Миры разные, а незыблемые проблемы общественного транспорта одинаковы. Из СССР они перекочуют и в Россию. Хоть и сменились скотовозы на микрики-маршрутки, но в час пик все то же самое.

Через несколько остановок в автобусе стало посвободнее. По “стойлу” даже можно было ходить. На остановке возле Драматического театра в скотовоз взгромоздилась женщина с уставшим лицом и двумя раздувшимися от продуктов авоськами в руках. Седые виски и хмурый взгляд добавляли ей лишний десяток лет. Она ловко примостилась возле бокового поручня рядом с компостером и выдохнула.

Сердобольная женщина, что сидела рядом с парнем патлатой наружности в модной джинсе, громко, на весь автобус (дабы заручиться праведной поддержкой честных граждан) обратилась к соседу:

— Молодой человек! Вы почему бабушке места не уступаете?

Парень, оторвав клюв от редких электронных часов на своей руке, нехотя встал и кивнул даме с авоськами:

— Садитесь, бабуля.

Что тут началось…

Глава 15

— Да какая я тебе бабушка?! — женщина аж авоську выронила, консервы “Иваси” вперемешку с головками лука с бодрым грохотом покатились по полу.

Патлатый кинулся их подбирать.

— Не надо мне помогать! — вопила псевдобабуля. — Сама справлюсь!

Парень пожал плечами и испуганно сложил трофеи обратно на пол.

— Ты что творишь, ирод? — взвизгнула женщина. — Вы посмотрите, люди добрые, что делается!

— Так вы сами же сказали… — недоумевал патлатый. — Помогать не надо…

— Вредитель! Ты специально по грязи продукты мои валяешь! Одна старухой обозвала, другой еду мою по полу пинает!

— Позвольте! — вмешалась та самая участливая женщина, что попросила уступить место. — Я вас старухой не называла. Я сказала — бабушка. Но не из-за вашего возраста, а по статусу. У вас же есть внуки?

— Какие внуки? Мне сорока нет! Мымра!

— Сами вы мымра! Да у многих в сорок внуки есть! Вот у меня, например!

— Тогда вы и есть старуха, а у меня даже детей нет!

Сердобольная пассажирка в ответ на такое перешла в наступление, и голос стал громче и куда более резким, как будто она начала превращаться в гарпию:

— Я-а?! Старуха?! Что вы себе позволяете?! Это вы смотритесь, как потасканная авоська! А я еще беспокоилась за нее. Хотела, чтобы место ей уступили.

— Я в ваших старушечьих местах не нуждаюсь! Себе оставьте! Молодая, могу и постоять!

— С какого это перепугу места эти мои? Они общие. И если я сижу, это не значит, что я старая. Просто села раньше! А вы желчью своей захлебнетесь! Не зря у вас детей нет!
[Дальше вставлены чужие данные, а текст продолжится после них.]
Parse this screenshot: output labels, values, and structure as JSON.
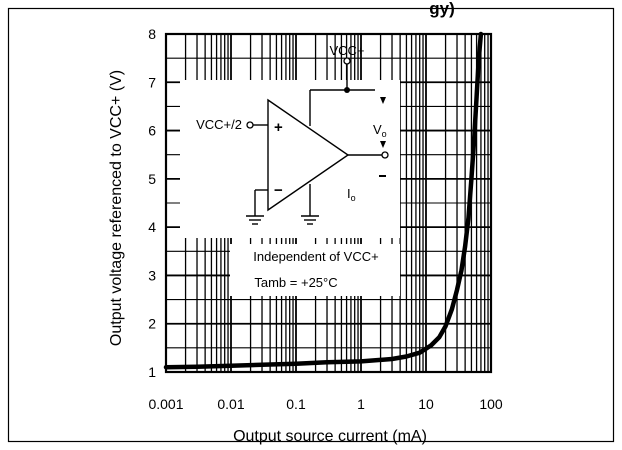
{
  "chart_data": {
    "type": "line",
    "title": "",
    "xlabel": "Output source current (mA)",
    "ylabel": "Output voltage referenced to VCC+ (V)",
    "xscale": "log",
    "xlim": [
      0.001,
      100
    ],
    "ylim": [
      1,
      8
    ],
    "grid": true,
    "x_ticks": [
      "0.001",
      "0.01",
      "0.1",
      "1",
      "10",
      "100"
    ],
    "y_ticks": [
      "1",
      "2",
      "3",
      "4",
      "5",
      "6",
      "7",
      "8"
    ],
    "series": [
      {
        "x": [
          0.001,
          0.003,
          0.01,
          0.03,
          0.1,
          0.3,
          1,
          3,
          5,
          8,
          12,
          16,
          20,
          25,
          30,
          35,
          40,
          45,
          50,
          55,
          60,
          65,
          70
        ],
        "y": [
          1.1,
          1.11,
          1.13,
          1.15,
          1.17,
          1.2,
          1.22,
          1.27,
          1.32,
          1.4,
          1.55,
          1.72,
          1.95,
          2.3,
          2.7,
          3.1,
          3.6,
          4.2,
          5.0,
          5.8,
          6.7,
          7.5,
          8.0
        ]
      }
    ],
    "annotations": [
      "Independent of VCC+",
      "Tamb = +25°C"
    ]
  },
  "schematic": {
    "supply_label": "VCC+",
    "input_label": "VCC+/2",
    "plus_sign": "+",
    "minus_sign": "−",
    "output_label": "V",
    "output_subscript": "o",
    "current_label": "I",
    "current_subscript": "o",
    "top_title_fragment": "gy)"
  },
  "colors": {
    "ink": "#000000",
    "background": "#ffffff"
  }
}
— А ты моих детей не трожь!

— А я и не трогаю! Их же нет!

Скандал грозился перерасти в потасовку с тасканием за волосы и валянием по полу, тем более, что сбоку кто-то прыснул со смеху, подогревая гнев сцепившихся в перепалке дам. Я толкнул Погодина в плечо:

— Дай ксиву!

— Зачем? — нахмурился тот.

— Пора тетенек растаскивать. Милиционеры мы или кто? Если хочешь, сам иди.

— На, — Федя протянул мне красные ледериновые корочки. Свежие, от них еще пахло краской. Не затаскал их опер, мало ксивой пользовался.
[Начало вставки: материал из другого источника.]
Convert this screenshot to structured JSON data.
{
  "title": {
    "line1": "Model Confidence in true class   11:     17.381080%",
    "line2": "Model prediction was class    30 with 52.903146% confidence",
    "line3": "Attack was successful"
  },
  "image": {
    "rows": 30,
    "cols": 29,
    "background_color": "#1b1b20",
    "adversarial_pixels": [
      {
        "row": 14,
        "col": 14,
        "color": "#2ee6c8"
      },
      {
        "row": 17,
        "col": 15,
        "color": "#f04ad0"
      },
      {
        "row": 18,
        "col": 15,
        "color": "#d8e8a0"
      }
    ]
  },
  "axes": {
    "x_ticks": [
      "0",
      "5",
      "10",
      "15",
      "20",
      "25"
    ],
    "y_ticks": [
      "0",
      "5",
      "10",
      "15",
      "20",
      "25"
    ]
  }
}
— Граждане враждующие! — я махнул корками. — Милиция! Требую прекратить нарушение общественного порядка. Иначе вынужден буду доставить вас для разбирательства в отделение!

Волшебное слово “милиция” подействовало мгновенно. Тетки вмиг притихли. Общими усилиями автобуса собрали “Иваси” и лук. Патлатый, до этого изо всех сил старавшийся уменьшиться и не отсвечивать, поспешил вообще смыться, выскочив в шипящие двери на ближайшей остановке.